По замечанию Эйхенбаума, «у Пушкина было органическое и совершенно реальное ощущение исторического процесса и его законов — была вера в историю, тогда как у Толстого именно этого, самого важного, самого плодотворного для творчества ощущения не было»[103]. Но он не просто не ощущал историю, он сознательно отказался от идеи истории.

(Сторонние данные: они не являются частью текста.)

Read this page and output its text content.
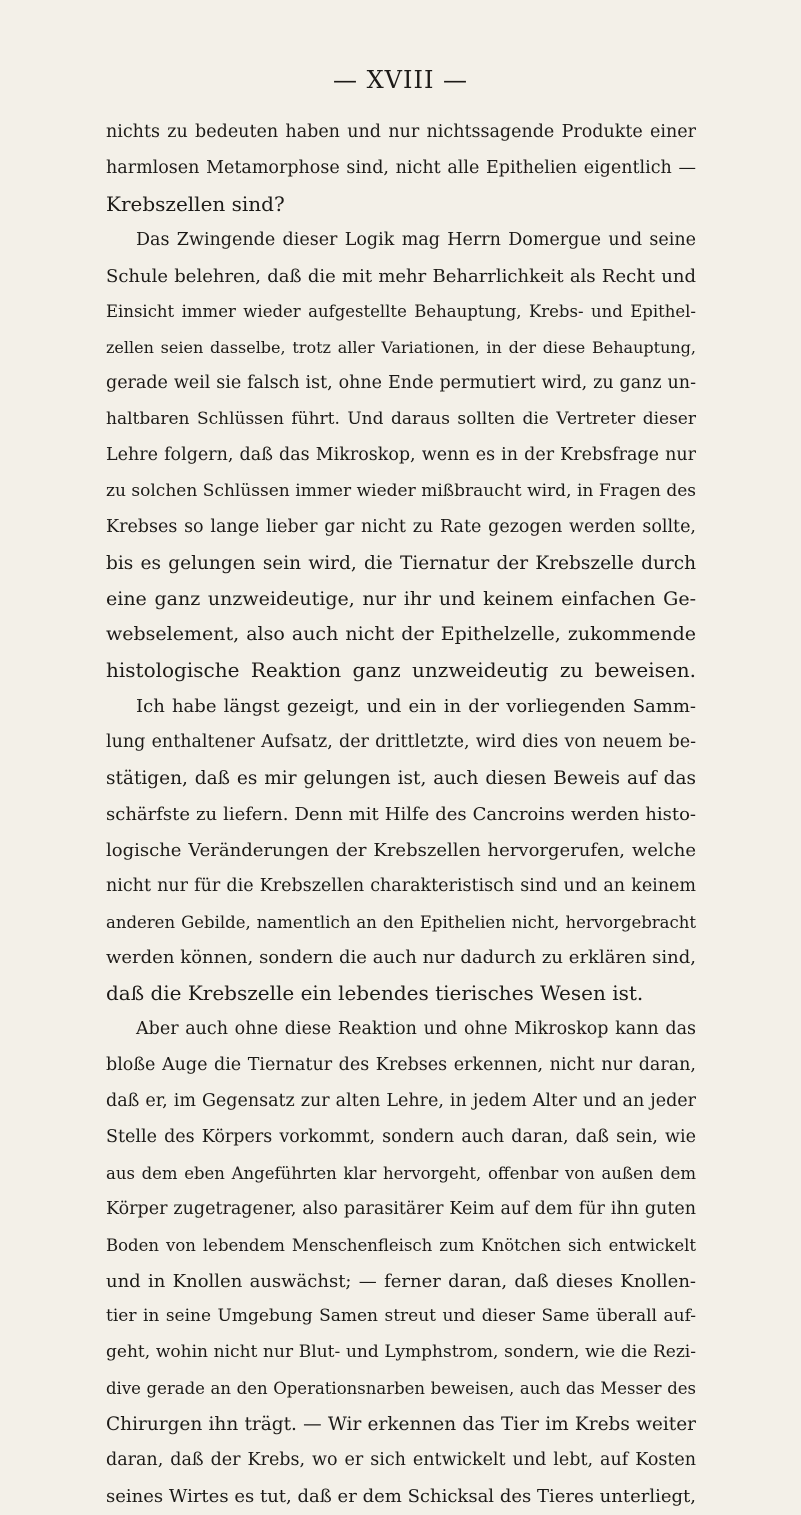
— XVIII —
nichts zu bedeuten haben und nur nichtssagende Produkte einer
harmlosen Metamorphose sind, nicht alle Epithelien eigentlich —
Krebszellen sind?
Das Zwingende dieser Logik mag Herrn Domergue und seine
Schule belehren, daß die mit mehr Beharrlichkeit als Recht und
Einsicht immer wieder aufgestellte Behauptung, Krebs- und Epithel-
zellen seien dasselbe, trotz aller Variationen, in der diese Behauptung,
gerade weil sie falsch ist, ohne Ende permutiert wird, zu ganz un-
haltbaren Schlüssen führt. Und daraus sollten die Vertreter dieser
Lehre folgern, daß das Mikroskop, wenn es in der Krebsfrage nur
zu solchen Schlüssen immer wieder mißbraucht wird, in Fragen des
Krebses so lange lieber gar nicht zu Rate gezogen werden sollte,
bis es gelungen sein wird, die Tiernatur der Krebszelle durch
eine ganz unzweideutige, nur ihr und keinem einfachen Ge-
webselement, also auch nicht der Epithelzelle, zukommende
histologische Reaktion ganz unzweideutig zu beweisen.
Ich habe längst gezeigt, und ein in der vorliegenden Samm-
lung enthaltener Aufsatz, der drittletzte, wird dies von neuem be-
stätigen, daß es mir gelungen ist, auch diesen Beweis auf das
schärfste zu liefern. Denn mit Hilfe des Cancroins werden histo-
logische Veränderungen der Krebszellen hervorgerufen, welche
nicht nur für die Krebszellen charakteristisch sind und an keinem
anderen Gebilde, namentlich an den Epithelien nicht, hervorgebracht
werden können, sondern die auch nur dadurch zu erklären sind,
daß die Krebszelle ein lebendes tierisches Wesen ist.
Aber auch ohne diese Reaktion und ohne Mikroskop kann das
bloße Auge die Tiernatur des Krebses erkennen, nicht nur daran,
daß er, im Gegensatz zur alten Lehre, in jedem Alter und an jeder
Stelle des Körpers vorkommt, sondern auch daran, daß sein, wie
aus dem eben Angeführten klar hervorgeht, offenbar von außen dem
Körper zugetragener, also parasitärer Keim auf dem für ihn guten
Boden von lebendem Menschenfleisch zum Knötchen sich entwickelt
und in Knollen auswächst; — ferner daran, daß dieses Knollen-
tier in seine Umgebung Samen streut und dieser Same überall auf-
geht, wohin nicht nur Blut- und Lymphstrom, sondern, wie die Rezi-
dive gerade an den Operationsnarben beweisen, auch das Messer des
Chirurgen ihn trägt. — Wir erkennen das Tier im Krebs weiter
daran, daß der Krebs, wo er sich entwickelt und lebt, auf Kosten
seines Wirtes es tut, daß er dem Schicksal des Tieres unterliegt,
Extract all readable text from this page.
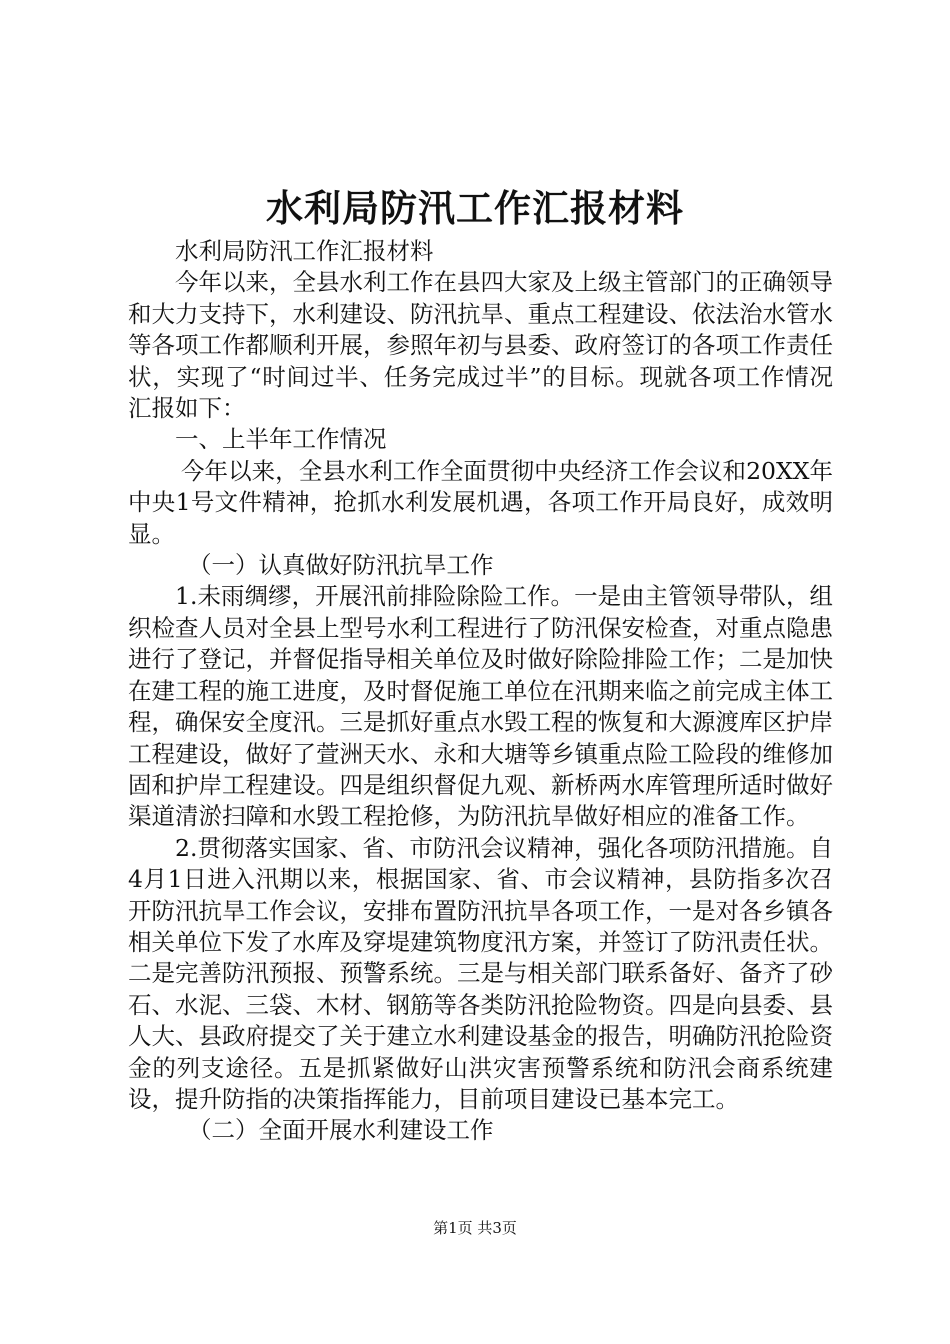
水利局防汛工作汇报材料

水利局防汛工作汇报材料

今年以来，全县水利工作在县四大家及上级主管部门的正确领导和大力支持下，水利建设、防汛抗旱、重点工程建设、依法治水管水等各项工作都顺利开展，参照年初与县委、政府签订的各项工作责任状，实现了“时间过半、任务完成过半”的目标。现就各项工作情况汇报如下：

一、上半年工作情况

今年以来，全县水利工作全面贯彻中央经济工作会议和20XX年中央1号文件精神，抢抓水利发展机遇，各项工作开局良好，成效明显。

（一）认真做好防汛抗旱工作

1.未雨绸缪，开展汛前排险除险工作。一是由主管领导带队，组织检查人员对全县上型号水利工程进行了防汛保安检查，对重点隐患进行了登记，并督促指导相关单位及时做好除险排险工作；二是加快在建工程的施工进度，及时督促施工单位在汛期来临之前完成主体工程，确保安全度汛。三是抓好重点水毁工程的恢复和大源渡库区护岸工程建设，做好了萱洲天水、永和大塘等乡镇重点险工险段的维修加固和护岸工程建设。四是组织督促九观、新桥两水库管理所适时做好渠道清淤扫障和水毁工程抢修，为防汛抗旱做好相应的准备工作。

2.贯彻落实国家、省、市防汛会议精神，强化各项防汛措施。自4月1日进入汛期以来，根据国家、省、市会议精神，县防指多次召开防汛抗旱工作会议，安排布置防汛抗旱各项工作，一是对各乡镇各相关单位下发了水库及穿堤建筑物度汛方案，并签订了防汛责任状。二是完善防汛预报、预警系统。三是与相关部门联系备好、备齐了砂石、水泥、三袋、木材、钢筋等各类防汛抢险物资。四是向县委、县人大、县政府提交了关于建立水利建设基金的报告，明确防汛抢险资金的列支途径。五是抓紧做好山洪灾害预警系统和防汛会商系统建设，提升防指的决策指挥能力，目前项目建设已基本完工。

（二）全面开展水利建设工作

第1页 共3页
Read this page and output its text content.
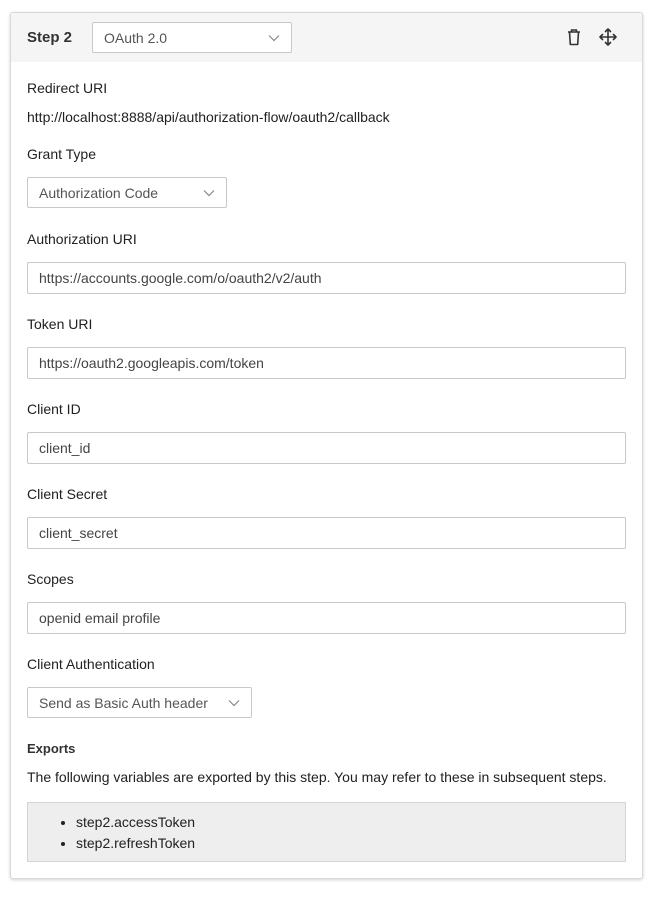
Step 2 OAuth 2.0
Redirect URI
http://localhost:8888/api/authorization-flow/oauth2/callback
Grant Type
Authorization Code
Authorization URI
https://accounts.google.com/o/oauth2/v2/auth
Token URI
https://oauth2.googleapis.com/token
Client ID
client_id
Client Secret
client_secret
Scopes
openid email profile
Client Authentication
Send as Basic Auth header
Exports
The following variables are exported by this step. You may refer to these in subsequent steps.
• step2.accessToken
• step2.refreshToken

Проблема тем не менее здесь есть. Роман вроде бы об известном историческом событии, а потому в русле попыток русских историков и мыслителей усвоить России идею истории, рожденную христианством. Однако роман не исторический, а эпический (своего рода наша «Песнь о Нибелунгах»») и в известном смысле не христианский. Попытка Вагнера возродить в XIX века эпос Нибелунгов послужила прелюдией к антихристианскому восстанию немецкого духа. Толстовский эпос преодолевает историю, по сути дела отменяет ее, перенося сознание в некий не реальный, а идеальный хронотоп. Эпосом Толстой спасал свою идиллию, ибо, как полагал Бахтин, крушение идиллии начинается с включения ее в исторический процесс. Но вектор исторического развития был задан рождением Христа, принцип историзма отчетливо прозвучал уже в Новом Завете. На чувстве христианского историзма вырастала европейская культура. Впрочем, Библия в целом не знает победоносной идиллии, райское блаженство Адама и Евы слишком ненадежно и кончается катастрофой. Забегая вперед, заметим, что отрицание Толстым истории было чревато серьезной опасностью и привело его в конечном счете к отрицанию всей общественно — государственной структуры России и перелицовке христианства.